Thèse de doctorat en Science pour l’Ingénieur, Génie des procédés

Sous la direction de Pascal Jaouen.


  • Résumé

    Les échanges maritimes internationaux induisent une augmentation du risque d'introduction de microalgues allochtones invasives et/ou toxiques via les ballasts. Selon l'Organisation Maritime Internationale (OMI), elle constitue l'une des quatre plus grandes menaces pour les océans. Le déballastage d'organismes viables, quelle que soit leur classe de taille, sera interdit dans certaines eaux du globe. Actuellement, aucun procédé de traitement de ces eaux ne donne totale satisfaction, notamment pour la rétention des dinoflagellés et de leurs kystes. Les travaux ont permis de mettre en évidence que, parmi les membranes étudiées, celle en PVDF 0,1m retenait la totalité des microalgues tout en nécessitant la plus faible consommation énergétique (4 Wh. M-3). Cette membrane a donc été choisie pour l'étude méthodologique de détermination des conditions critiques (J = 100 L. H-1. M-2 ; V filtré / cycle = 75 L. M-2). L'objectif était de dimensionner un procédé pour deux hypothèses : 300 et 4800 m3. H-1 correspondants respectivement à des débits de ballastage pour un navire de croisière et un méthanier. L'étude économique a révélé que le coût de traitement pouvait s'avérer compétitif avec ceux des procédés conventionnels existants. Par contre, le coût d'investissement et la compacité de l'installation, dans le cas du méthanier semblent moins favorables à un développement industriel.

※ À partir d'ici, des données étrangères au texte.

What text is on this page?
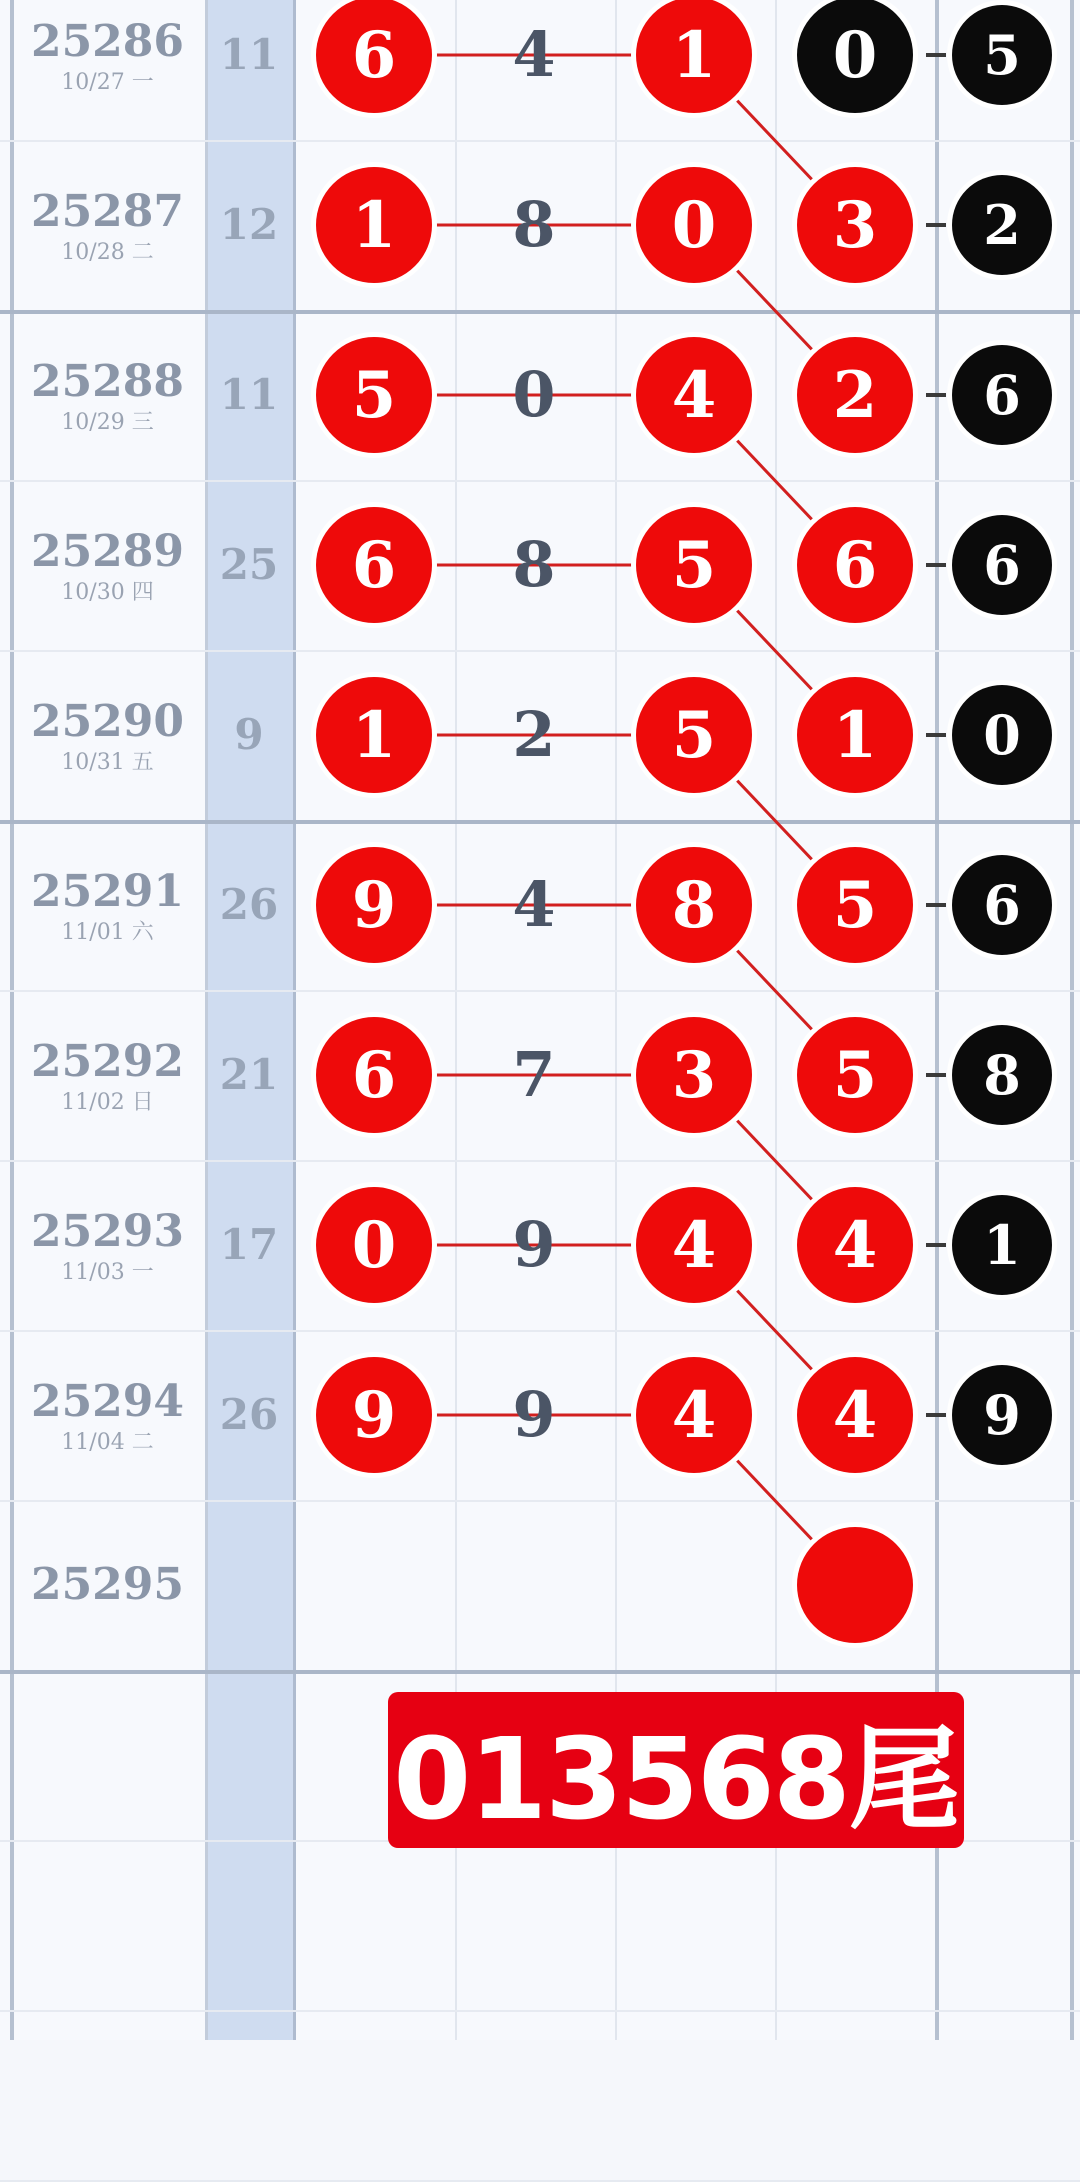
25286
10/27 一
11	6	4	1	0	5
25287
10/28 二
12	1	8	0	3	2
25288
10/29 三
11	5	0	4	2	6
25289
10/30 四
25	6	8	5	6	6
25290
10/31 五
9	1	2	5	1	0
25291
11/01 六
26	9	4	8	5	6
25292
11/02 日
21	6	7	3	5	8
25293
11/03 一
17	0	9	4	4	1
25294
11/04 二
26	9	9	4	4	9
25295
013568尾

Les procédés membrannaires présentent donc, dans certains cas, un réel potentiel de développement dans un contexte de durcissement des normes de rejet.

  • Titre traduit

    Membrane process for ballast water treatment : microfiltration or ultrafiltration for the retention of invasive and/or toxic microalgae


  • Résumé

    The international maritime trade induces an increase in the risk of introduction of invasive and/or toxic non-native microalgal species via the ballast waters. According to the International Maritime Organization (IMO), it is one of the four greatest threats to the oceans. Discharge of viable, organisms, whatever their size class, will be prohibited in certain waters of the globe. Currently, no method for ballast water treatment gives total satisfaction, especially with regard of the retention of the dinoflagellates and their cysts. This work has highlighted that, among the studied membranes, the PVDF 0. 1 m one retained all microalgae while requiring lower energy consumption (4 Wh. M-3). This membrane has been chosen for the methodological study of determination of critical conditions (J = 100 L. H-1. L-2 ; V filtered/cycle = 75K  L. M-2). The goal was to design a process for two hypotheses : 300 and 4,800 m3. H-1 corresponding respectively to ballast flow of a cruise ship and a Liquid Natural Gas ship (LNG). The economic study has revealed that the treatment costs could be competitive with those of conventional methods. However, investment costs and compactness facility, in the case of a LNG, appear as less favourable for an industrial development. Membrane processes have, in some cases, a real potential for development in a context of more drastic emission standards.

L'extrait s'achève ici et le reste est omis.